Sequential restriction digestion of plasmid - (Feb/21/2009 )
This looks good to me. The size range appears to be 1Kb - 30 Kb or so. For 50% gc dna, EcoRI will cut about every 4Kb on average. With high GC content (I assume) of banana DNA, the average fragment length will be substantially longer, in agreement with your picture. As I said earlier, you can make a library from this, but it almost certainly will not be complete. Depending on your goals, that could be ok. Some of the fragments are likely not to be clonable in high copy E. coli vectors, if that is your next step, and if that matters.
Hi Phage, Thanks for your prompt reply.
Do you think I need to use other enzyme to digest the DNA ??
This is my latest gel photo taken using a digital camera.
Lane 1 : 1kb ladder
Lane 2 = lambda DNA
Lane 3 = Lambda DNA with BamH1
Lane 4 = sample A's DNA
Lane 5 = sample A's DNA with BamH1
Lane 6 = sample B
Lane 7 = sample B with BamH1
Digestion were done in 37oC for 2 hours and I ran on 1% gel with 50V.
Apparently the lambda DNA with BamH1 is not the same as the photo in fermentas website. In fermentas website, their gel photo showed that BamH1 make four cuts on lambda DNA but in my sample I see five.
What make them different?
another question is how is digestion? suitable to proceed for the next step?
Phage, is it big enough for library this time?
thank you very much.
hihi...waiting for reply ..
The inserts look perfectly prepared. Cloning them into a standard high copy number vector, such as pUC19 should be straightforward from here. You will get many clones, each containing thousands of bases of DNA sequence from the banana genome. You can sequence some of these. I still have not heard what the goal of doing so is. This is surely not the way, for example, to completely sequence the banana genome, but that might not be what you want to do.
Back to my orignal question can you see plasmid DNA seperation at 1% agarose? I am trying to run just the plasmid itself and only see one band. Shouldnt i see 3? I see virtually the same band for digested and undigested plasmid. Any thoughts/?
phage434 on Mar 6 2009, 12:04 AM said:
Thanks Phage for the reply.
The photo I show u in lane 3 and 4 is DNA from the Dragon fruit. Apparently I didn't know what is the genome size for Dragon fruits so will u suggest me to continue? Will it be a full sequence. ? I doubt that because nobody have discover the total genomic size of it.
My goal is to construct a genomic library first before doing further action on it. Might need to look for functional gene from the library.
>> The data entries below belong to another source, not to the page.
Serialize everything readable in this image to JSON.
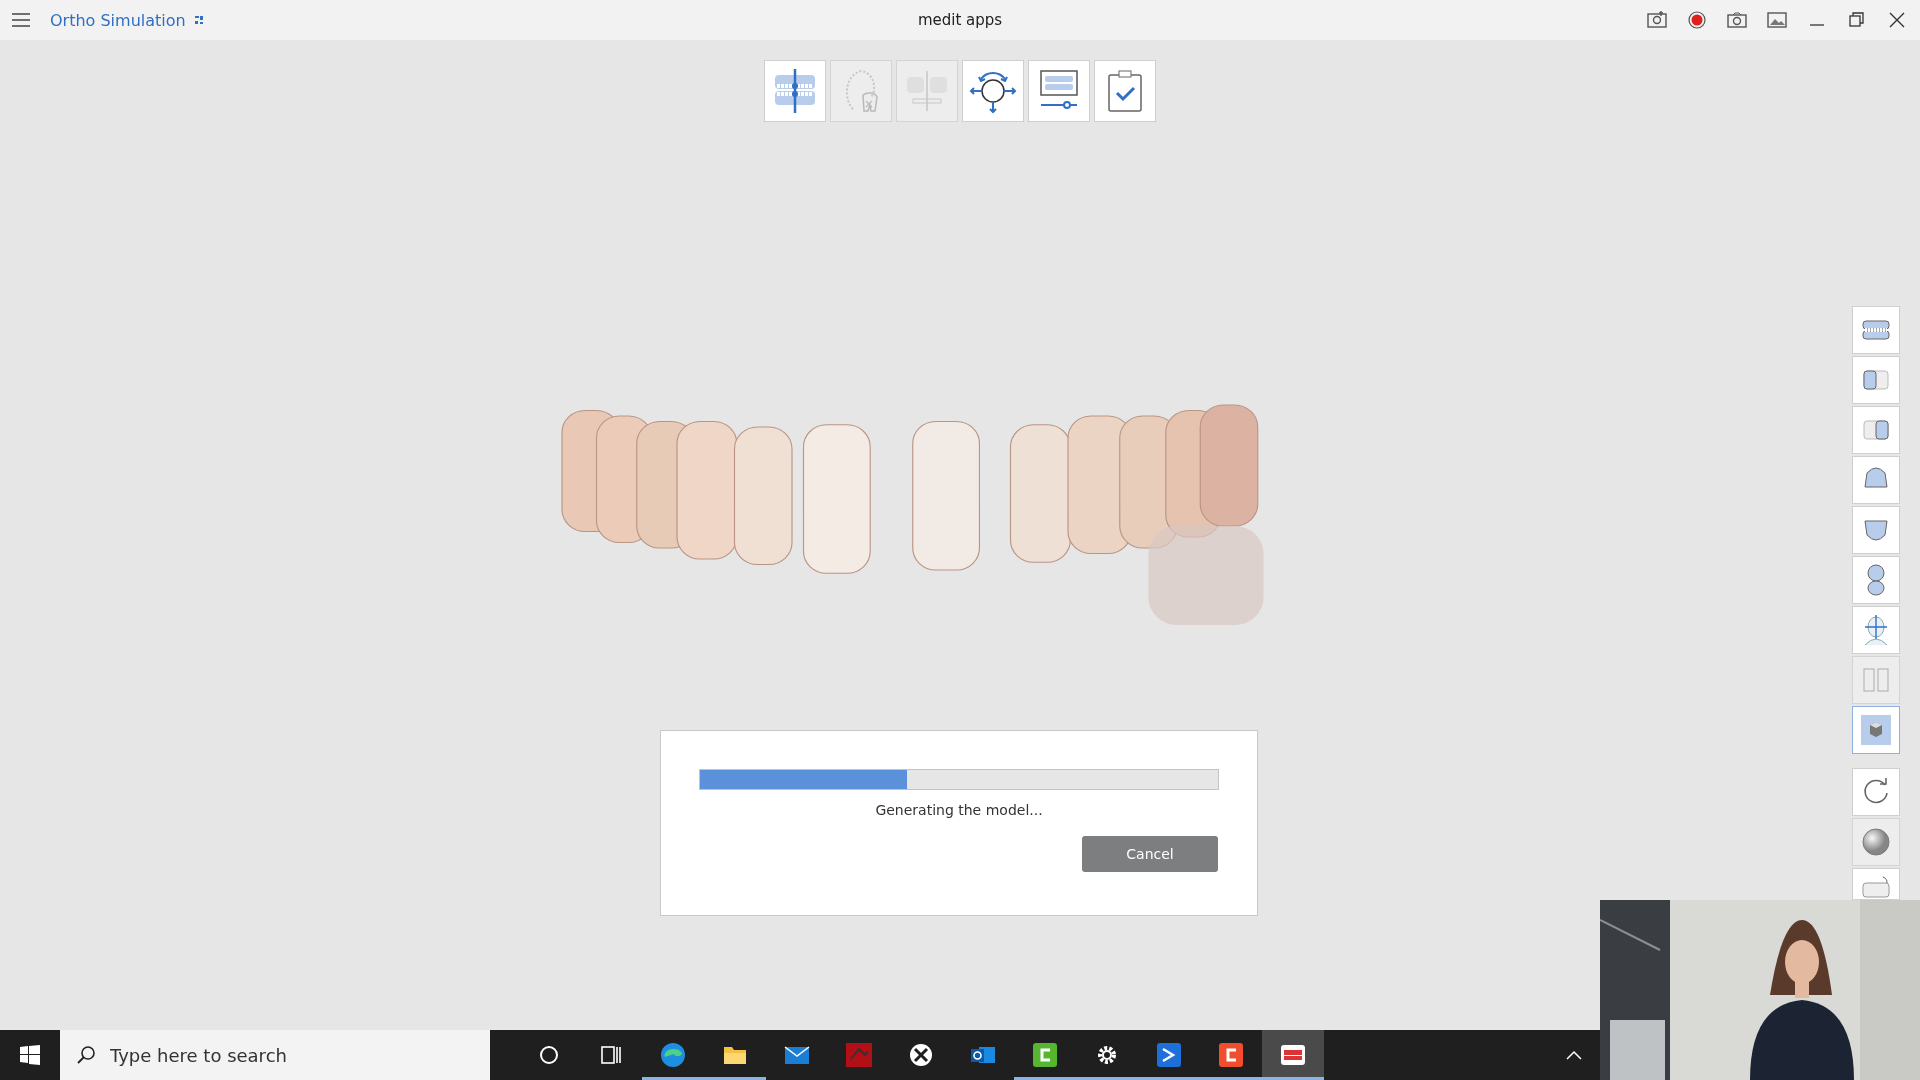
{
  "title_bar": {
    "app_name": "Ortho Simulation",
    "window_title": "medit apps"
  },
  "top_tools": [
    {
      "disabled": false
    },
    {
      "disabled": true
    },
    {
      "disabled": true
    },
    {
      "disabled": false
    },
    {
      "disabled": false
    },
    {
      "disabled": false
    }
  ],
  "view_tools": [
    {
      "selected": false,
      "disabled": false
    },
    {
      "selected": false,
      "disabled": false
    },
    {
      "selected": false,
      "disabled": false
    },
    {
      "selected": false,
      "disabled": false
    },
    {
      "selected": false,
      "disabled": false
    },
    {
      "selected": false,
      "disabled": false
    },
    {
      "selected": false,
      "disabled": false
    },
    {
      "selected": false,
      "disabled": true
    },
    {
      "selected": true,
      "disabled": false
    }
  ],
  "action_tools": [
    {
      "disabled": false
    },
    {
      "disabled": true
    },
    {
      "disabled": false
    }
  ],
  "progress_dialog": {
    "level": 0.4,
    "message": "Generating the model...",
    "cancel_button": "Cancel"
  },
  "taskbar": {
    "search": {
      "placeholder": "Type here to search"
    },
    "apps": [
      {
        "running": false,
        "selected": false
      },
      {
        "running": false,
        "selected": false
      },
      {
        "running": true,
        "selected": false
      },
      {
        "running": true,
        "selected": false
      },
      {
        "running": false,
        "selected": false
      },
      {
        "running": false,
        "selected": false
      },
      {
        "running": false,
        "selected": false
      },
      {
        "running": false,
        "selected": false
      },
      {
        "running": true,
        "selected": false
      },
      {
        "running": true,
        "selected": false
      },
      {
        "running": true,
        "selected": false
      },
      {
        "running": true,
        "selected": false
      },
      {
        "running": true,
        "selected": true
      }
    ]
  }
}
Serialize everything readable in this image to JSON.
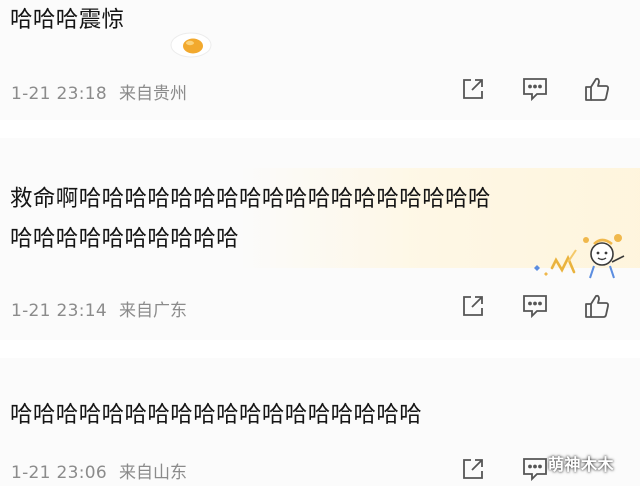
{
  "comments": [
    {
      "lines": [
        "哈哈哈震惊"
      ],
      "time": "1-21 23:18",
      "location": "来自贵州",
      "sticker": "fried-egg-sticker"
    },
    {
      "lines": [
        "救命啊哈哈哈哈哈哈哈哈哈哈哈哈哈哈哈哈哈哈",
        "哈哈哈哈哈哈哈哈哈哈"
      ],
      "time": "1-21 23:14",
      "location": "来自广东",
      "sticker": "cheering-cartoon-sticker"
    },
    {
      "lines": [
        "哈哈哈哈哈哈哈哈哈哈哈哈哈哈哈哈哈哈"
      ],
      "time": "1-21 23:06",
      "location": "来自山东"
    }
  ],
  "actions": {
    "share_icon": "share-icon",
    "comment_icon": "comment-icon",
    "like_icon": "thumbs-up-icon"
  },
  "watermark": "萌神木木",
  "colors": {
    "text": "#151515",
    "meta": "#8b8b8b",
    "icon": "#555555",
    "card_background": "#fbfbfb",
    "divider": "#ffffff"
  }
}
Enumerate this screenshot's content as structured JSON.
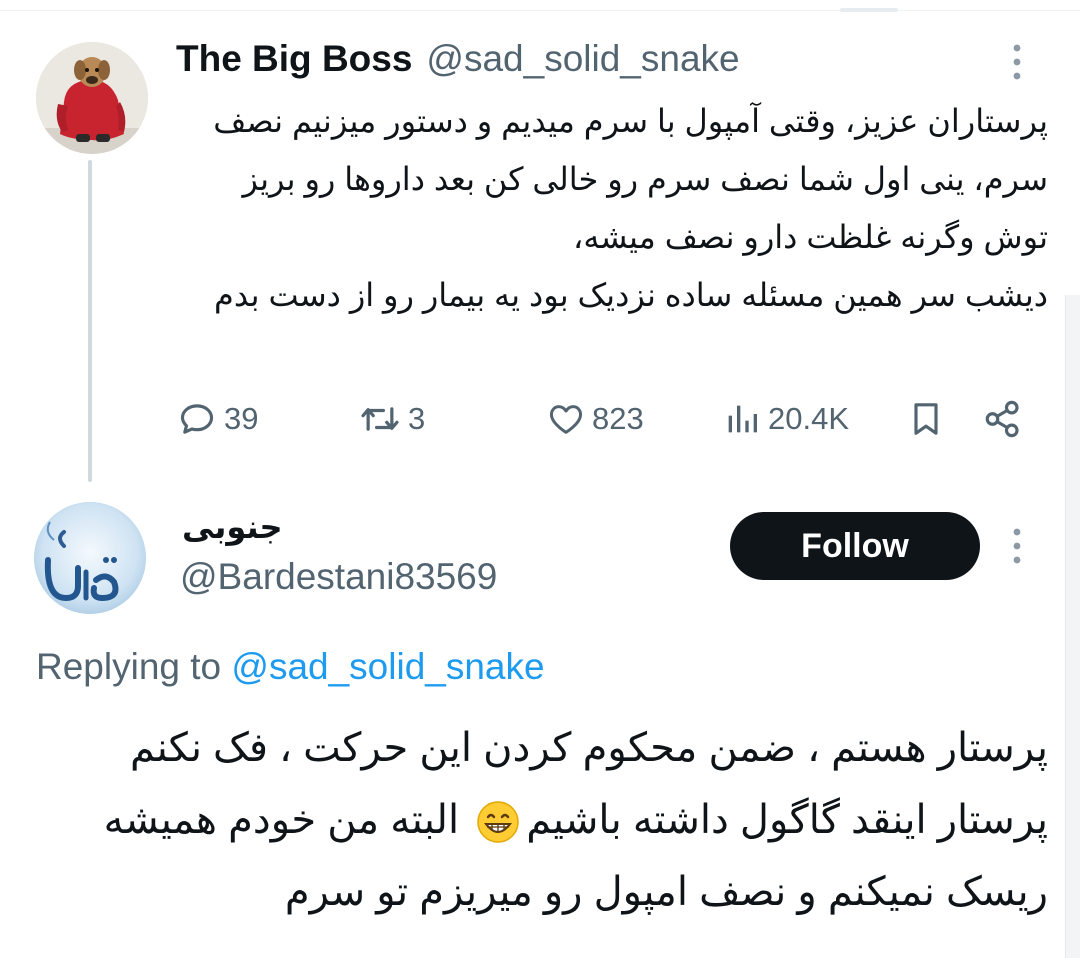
{
  "tweet": {
    "author_name": "The Big Boss",
    "author_handle": "@sad_solid_snake",
    "text": "پرستاران عزیز، وقتی آمپول با سرم میدیم و دستور میزنیم نصف سرم، ینی اول شما نصف سرم رو خالی کن بعد داروها رو بریز توش وگرنه غلظت دارو نصف میشه،\nدیشب سر همین مسئله ساده نزدیک بود یه بیمار رو از دست بدم",
    "replies": "39",
    "reposts": "3",
    "likes": "823",
    "views": "20.4K"
  },
  "reply": {
    "author_name": "جنوبی",
    "author_handle": "@Bardestani83569",
    "follow_label": "Follow",
    "replying_prefix": "Replying to",
    "replying_to": "@sad_solid_snake",
    "text_part1": "پرستار هستم ، ضمن محکوم کردن این حرکت ، فک نکنم پرستار اینقد گاگول داشته باشیم",
    "text_part2": " البته من خودم همیشه ریسک نمیکنم و نصف امپول رو میریزم تو سرم"
  },
  "icons": {
    "reply": "speech-bubble-icon",
    "repost": "repost-arrows-icon",
    "like": "heart-icon",
    "views": "bar-chart-icon",
    "bookmark": "bookmark-icon",
    "share": "share-icon",
    "more": "more-vertical-icon",
    "emoji": "grinning-face-emoji"
  },
  "colors": {
    "text": "#0f1419",
    "secondary": "#536471",
    "link": "#1d9bf0",
    "button_bg": "#0f1419",
    "thread_line": "#cfd9de"
  }
}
please reply and thanks again.
any idea phage?
I have been wondering should I continue as the Kit for Library is costly ..
Why do you need a kit? The cost of a kit will be very low compared to the cost of sequencing any substantial number of clones. Where are you going with this? What is the end goal?
phage434 on Mar 6 2009, 12:04 AM said:
I have to agree with phage434. This is most certainly not the way to construct a library.With fragment sizes that small (several kb), your library will required a hundreds of thousands of colonies to have a minimum of 3x coverage. If you are gene hunting, eukaryotes have introns, lots of them which can be really big. Fragments sizes of kb may not be able to able to capture your gene.
A cDNA library would probably be of more us. What is the project's objective?
If you are building a genomic library, it would be better if you used BAC to carry inserts 50kb to 150kb size range. Then your library need only contain several tens of thousands of colonies to have minimum coverage. You will need to do a partial digest on your genomic DNA. Then run out the partially digested DNA using pulse field gel electroporation.
(Do note that Ecoli doesn't like certain sequences. And if you are using restriction digest to fragment your DNA, DNA that doesn't have the restriction site will be under represented as ligated molecules and thus absent from the library.)
As for the Dragon Fruit... well as Phage434 has been saying, what is your purpose? If you are gene hunting, you could continue. Just screen a large number of colonies. With sufficient brute force and ignorance, you should be able to find your gene.
As phage434 has mentioned, you don't need a kit. Just the right vector. And screening this big library and maintaining it (if required) would be a lot more costly than the kit.